Trump is a class act all the way through.

A hole-in-one from 2010 could turn into a headache for Donald Trump in 2016.

According to The Washington Post’s David Fahrenthold, the Republican presidential nominee refused to pay the winner of a hole-in-one contest at a charity golf tournament held at one of his courses and later used money from his charitable foundation to settle the resulting lawsuit, actions that might have violated laws against "self-dealing."

In August of 2010, Martin Greenberg, CEO of Sterling Commodities Corp., hit a hole-in-one on the 13th hole at Trump National Golf Club in Westchester County, N.Y., winning a $1 million prize. Or so he thought.

The contest's rules stipulated that the shot had to travel at least 150 yards, and according to The Post, tournament organizers had set up the tee short of the mark.

Greenberg sued, and when the parties settled, the Trump Foundation donated $158,000 to the Martin Greenberg Foundation, which Rosemary Fei, an expert in nonprofit law, says is illegal.

"Yes, Trump pledged as part of the settlement to make a payment to a charity, and yes, the foundation is writing a check to a charity," Fei told The Post. "But the obligation was Trump's. And you can't have a charitable foundation paying off Trump's personal obligations. That would be classic self-dealing."

When reached for comment, Jason Miller, a senior spokesperson for the Trump campaign, issued a statement to denying The Post's allegations and attacking the paper, its reporter and Hillary Clinton.

"In typical Washington Post fashion, they’ve gotten their facts wrong," Miller said. "There was not, and could not be, any intent or motive for the Trump Foundation to make improper payments. All contributions are reported to the IRS, and all Foundation donations are publicly disclosed … The Post's reporting is peppered with inaccuracies and omissions from a biased reporter who is clearly intent on distracting attention away from the corrupt Clinton Foundation, a vehicle for the Clintons to peddle influence at the expense of the American people."

Big Wall climber
San Luis Obispo CA
Topic Author's Reply - Jun 15, 2018 - 10:47am PT
Even Trump's "charitable" work comprises grift, chicanery, theft and fraud.
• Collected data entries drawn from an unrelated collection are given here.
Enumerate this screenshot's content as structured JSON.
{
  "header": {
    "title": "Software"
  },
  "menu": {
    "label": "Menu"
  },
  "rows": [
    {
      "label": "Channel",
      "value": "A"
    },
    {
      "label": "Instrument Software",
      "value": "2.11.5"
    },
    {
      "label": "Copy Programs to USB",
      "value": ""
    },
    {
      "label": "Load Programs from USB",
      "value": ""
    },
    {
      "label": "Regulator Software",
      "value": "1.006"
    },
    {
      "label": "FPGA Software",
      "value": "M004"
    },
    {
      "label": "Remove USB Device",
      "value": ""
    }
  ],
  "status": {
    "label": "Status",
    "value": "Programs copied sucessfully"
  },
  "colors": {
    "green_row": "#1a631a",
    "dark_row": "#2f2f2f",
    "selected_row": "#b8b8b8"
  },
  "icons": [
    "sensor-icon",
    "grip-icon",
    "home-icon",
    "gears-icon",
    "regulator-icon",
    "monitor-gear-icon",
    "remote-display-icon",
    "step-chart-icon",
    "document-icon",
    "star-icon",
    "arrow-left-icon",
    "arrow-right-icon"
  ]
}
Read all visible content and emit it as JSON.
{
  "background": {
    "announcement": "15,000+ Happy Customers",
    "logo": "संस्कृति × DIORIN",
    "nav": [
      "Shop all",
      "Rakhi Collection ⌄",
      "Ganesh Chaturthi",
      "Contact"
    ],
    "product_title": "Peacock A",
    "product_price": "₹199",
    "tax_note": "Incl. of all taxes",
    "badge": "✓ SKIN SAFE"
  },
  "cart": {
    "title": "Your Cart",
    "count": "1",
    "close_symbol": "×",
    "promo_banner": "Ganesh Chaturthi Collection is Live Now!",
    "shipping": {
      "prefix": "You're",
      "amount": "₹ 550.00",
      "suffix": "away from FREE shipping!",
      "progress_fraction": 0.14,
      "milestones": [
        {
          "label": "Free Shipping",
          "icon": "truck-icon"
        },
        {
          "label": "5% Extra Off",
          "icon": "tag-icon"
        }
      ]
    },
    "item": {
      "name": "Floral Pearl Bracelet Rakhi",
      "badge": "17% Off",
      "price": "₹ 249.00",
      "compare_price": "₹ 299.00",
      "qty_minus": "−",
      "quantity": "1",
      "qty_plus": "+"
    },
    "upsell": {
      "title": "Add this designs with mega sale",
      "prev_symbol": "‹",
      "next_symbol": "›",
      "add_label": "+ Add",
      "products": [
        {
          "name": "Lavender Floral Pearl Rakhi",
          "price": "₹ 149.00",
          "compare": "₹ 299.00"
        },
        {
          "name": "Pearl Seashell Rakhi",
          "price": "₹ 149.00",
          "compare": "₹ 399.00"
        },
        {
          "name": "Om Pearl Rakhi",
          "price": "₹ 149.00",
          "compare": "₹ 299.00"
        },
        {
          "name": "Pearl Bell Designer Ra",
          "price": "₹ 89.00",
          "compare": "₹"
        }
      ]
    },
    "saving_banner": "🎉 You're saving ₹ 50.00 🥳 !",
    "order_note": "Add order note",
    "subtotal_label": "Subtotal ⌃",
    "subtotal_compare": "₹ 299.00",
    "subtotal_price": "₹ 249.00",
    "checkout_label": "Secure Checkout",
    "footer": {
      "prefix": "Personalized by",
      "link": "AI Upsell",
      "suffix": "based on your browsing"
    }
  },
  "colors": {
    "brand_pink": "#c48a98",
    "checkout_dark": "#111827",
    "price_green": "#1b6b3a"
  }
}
Trump is such a reprehensible sociopath, he mixes a gentleman's game of honor with a charitable fund-raising event to set the stage for a carnival conman's game that is unwinnable.
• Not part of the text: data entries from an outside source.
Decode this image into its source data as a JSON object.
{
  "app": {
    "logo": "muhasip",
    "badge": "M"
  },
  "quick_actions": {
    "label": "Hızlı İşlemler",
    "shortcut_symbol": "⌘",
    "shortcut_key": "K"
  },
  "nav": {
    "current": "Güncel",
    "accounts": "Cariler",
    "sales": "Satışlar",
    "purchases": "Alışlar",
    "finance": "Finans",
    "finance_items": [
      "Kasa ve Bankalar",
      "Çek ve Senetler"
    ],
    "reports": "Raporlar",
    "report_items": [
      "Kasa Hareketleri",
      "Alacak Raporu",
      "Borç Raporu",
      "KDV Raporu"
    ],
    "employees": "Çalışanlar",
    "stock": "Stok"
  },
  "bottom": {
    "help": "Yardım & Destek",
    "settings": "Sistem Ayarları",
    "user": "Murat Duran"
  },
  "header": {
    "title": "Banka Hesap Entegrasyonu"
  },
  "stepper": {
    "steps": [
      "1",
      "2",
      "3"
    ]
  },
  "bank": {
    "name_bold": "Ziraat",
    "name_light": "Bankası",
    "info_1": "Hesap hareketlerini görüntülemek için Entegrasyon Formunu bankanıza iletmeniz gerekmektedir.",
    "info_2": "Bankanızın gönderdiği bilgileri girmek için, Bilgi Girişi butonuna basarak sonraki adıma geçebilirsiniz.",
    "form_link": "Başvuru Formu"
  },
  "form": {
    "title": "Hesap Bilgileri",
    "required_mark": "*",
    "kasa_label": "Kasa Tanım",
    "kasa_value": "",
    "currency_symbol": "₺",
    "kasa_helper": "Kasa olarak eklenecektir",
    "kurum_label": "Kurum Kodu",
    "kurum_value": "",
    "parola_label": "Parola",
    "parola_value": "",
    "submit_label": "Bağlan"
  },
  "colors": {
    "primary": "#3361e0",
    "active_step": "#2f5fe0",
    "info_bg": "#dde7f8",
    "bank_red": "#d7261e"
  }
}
Notice that the Trump spokesman "Jason Miller" is a new incarnation of "John Miller" and "John Baron". Even Trump's defenders are embarrassed to be associated with him.

The Wastelands
Jun 15, 2018 - 11:03am PT


Sportbikeville & Yucca brevifolia

Everyday norton??

Don't you have a better way to start your day?

Ha ha, oh now buttercup, I am just getting warmed up!

the 4th grader you put in the WH has 2 1/2 more years to go, deal with it

Big Wall climber
San Luis Obispo CA
Topic Author's Reply - Jun 15, 2018 - 11:59am PT
Trump's fictitious press agent character is now being performed by one of his flunkies.

Andy Kaufman's "Tony Clifton" character was often performed by his friend Bob Zmuda, including when Kaufman was in the audience.

We should watch very closely for a non-speaking, slightly different-looking Trump. It will be an impersonator that Trump has hired. Dictators often use body-doubles in public.

Trump will probably try to use a body-double to serve his prison time. Trump doesn't know the IRS, but he will go down fast and hard, crying all the way

In 2007, Vincent Fumo, then a powerful Democratic state senator in Pennsylvania, was indicted by the Justice Department for misusing a charity run by a former member of his government staff. A federal jury convicted him. Mr. Fumo’s punishment: four years in prison.

Ms. Underwood’s petition noted that Mr. Trump signed the foundation’s tax returns, in which he stated, under penalties of perjury, “that the foundation did not engage in transactions with interested parties, and that the foundation did not carry out political activity.”

Marcus Owens, who ran the I.R.S. division that oversees nonprofits during the administrations of Presidents George Bush and Bill Clinton, said there have been several cases where people were criminally prosecuted for filing false tax returns of charities they controlled. The difference in Mr. Trump’s case, he said, is that those cases were “less egregious."

Indifference to the law is no excuse.